Access Top 10 Priorities (priority setting in association with the JLA)
A workshop was held on 25th July 2021 to bring together patients and healthcare professionals to jointly agree a priority list for vascular access research. The results were as follows:
- What can be done to make fistulas or grafts last as long as possible?
- What staff education is needed to help them to understand the experience of patients living with a dialysis line, graft or fistula?
- What education do patients need to be given about living with and looking after a dialysis line, graft or fistula and the effect this may have on their quality of life?
- What can be done to avoid narrow segments from forming in fistulas or grafts?
- Is a fistula always the best option for all patients who need dialysis,regardless of age?
- What do patients need to know about the risk of having many procedures to place new fistulas, grafts and dialysis lines and the possibility of damage to the blood circulation system?
- What features of a fistula or graft make it better or worse at providing dialysis?

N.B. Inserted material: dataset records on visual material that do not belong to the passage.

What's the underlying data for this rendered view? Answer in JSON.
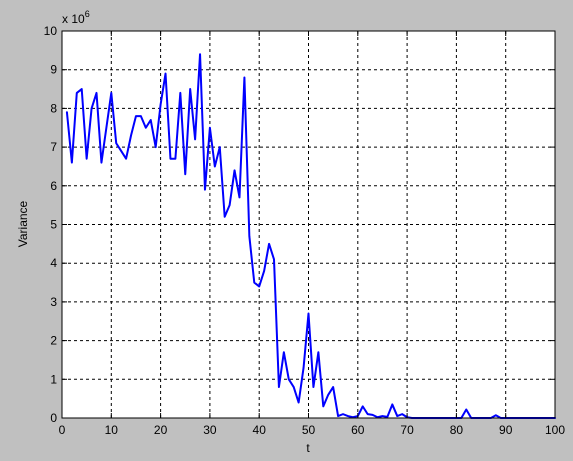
{
  "chart_data": {
    "type": "line",
    "title": "",
    "xlabel": "t",
    "ylabel": "Variance",
    "exponent_label": "x 10",
    "exponent_power": "6",
    "xlim": [
      0,
      100
    ],
    "ylim": [
      0,
      10
    ],
    "x_ticks": [
      "0",
      "10",
      "20",
      "30",
      "40",
      "50",
      "60",
      "70",
      "80",
      "90",
      "100"
    ],
    "y_ticks": [
      "0",
      "1",
      "2",
      "3",
      "4",
      "5",
      "6",
      "7",
      "8",
      "9",
      "10"
    ],
    "grid": true,
    "grid_style": "dashed",
    "y_multiplier": 1000000,
    "series": [
      {
        "color": "#0000ff",
        "x": [
          1,
          2,
          3,
          4,
          5,
          6,
          7,
          8,
          9,
          10,
          11,
          12,
          13,
          14,
          15,
          16,
          17,
          18,
          19,
          20,
          21,
          22,
          23,
          24,
          25,
          26,
          27,
          28,
          29,
          30,
          31,
          32,
          33,
          34,
          35,
          36,
          37,
          38,
          39,
          40,
          41,
          42,
          43,
          44,
          45,
          46,
          47,
          48,
          49,
          50,
          51,
          52,
          53,
          54,
          55,
          56,
          57,
          58,
          59,
          60,
          61,
          62,
          63,
          64,
          65,
          66,
          67,
          68,
          69,
          70,
          71,
          72,
          73,
          74,
          75,
          76,
          77,
          78,
          79,
          80,
          81,
          82,
          83,
          84,
          85,
          86,
          87,
          88,
          89,
          90,
          91,
          92,
          93,
          94,
          95,
          96,
          97,
          98,
          99,
          100
        ],
        "y": [
          7.9,
          6.6,
          8.4,
          8.5,
          6.7,
          8.0,
          8.4,
          6.6,
          7.5,
          8.4,
          7.1,
          6.9,
          6.7,
          7.3,
          7.8,
          7.8,
          7.5,
          7.7,
          7.0,
          8.1,
          8.9,
          6.7,
          6.7,
          8.4,
          6.3,
          8.5,
          7.2,
          9.4,
          5.9,
          7.5,
          6.5,
          7.0,
          5.2,
          5.5,
          6.4,
          5.7,
          8.8,
          4.7,
          3.5,
          3.4,
          3.8,
          4.5,
          4.1,
          0.8,
          1.7,
          1.0,
          0.8,
          0.4,
          1.3,
          2.7,
          0.8,
          1.7,
          0.3,
          0.6,
          0.8,
          0.05,
          0.1,
          0.05,
          0.02,
          0.05,
          0.3,
          0.1,
          0.08,
          0.02,
          0.05,
          0.03,
          0.35,
          0.05,
          0.1,
          0.02,
          0.0,
          0.0,
          0.0,
          0.0,
          0.0,
          0.0,
          0.0,
          0.0,
          0.0,
          0.0,
          0.0,
          0.22,
          0.0,
          0.0,
          0.0,
          0.0,
          0.0,
          0.07,
          0.0,
          0.0,
          0.0,
          0.0,
          0.0,
          0.0,
          0.0,
          0.0,
          0.0,
          0.0,
          0.0,
          0.0
        ]
      }
    ]
  }
}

- What can be done to prevent fistulas becoming enlarged or at risk of a serious bleed?
- What can be done to make needling of grafts and fistulas more accurate to lower the risk of problems?
- What can be done to prevent infections related to dialysis lines?
The following questions were also discussed and put in order of priority at the workshop:
- What can be done to make the needling of a fistula or graft less painful?
- What do patients need to know about the risks and benefits of keeping a fistula that is not being used anymore?
- What can be done to prevent swelling in the arm with a fistula or graft?
- Does having the same staff needling the fistula help to make it last longer and improve the experience of dialysis?
- Does it always have to be a doctor who puts in a line for dialysis or could a properly trained nurse or other member of staff do this instead?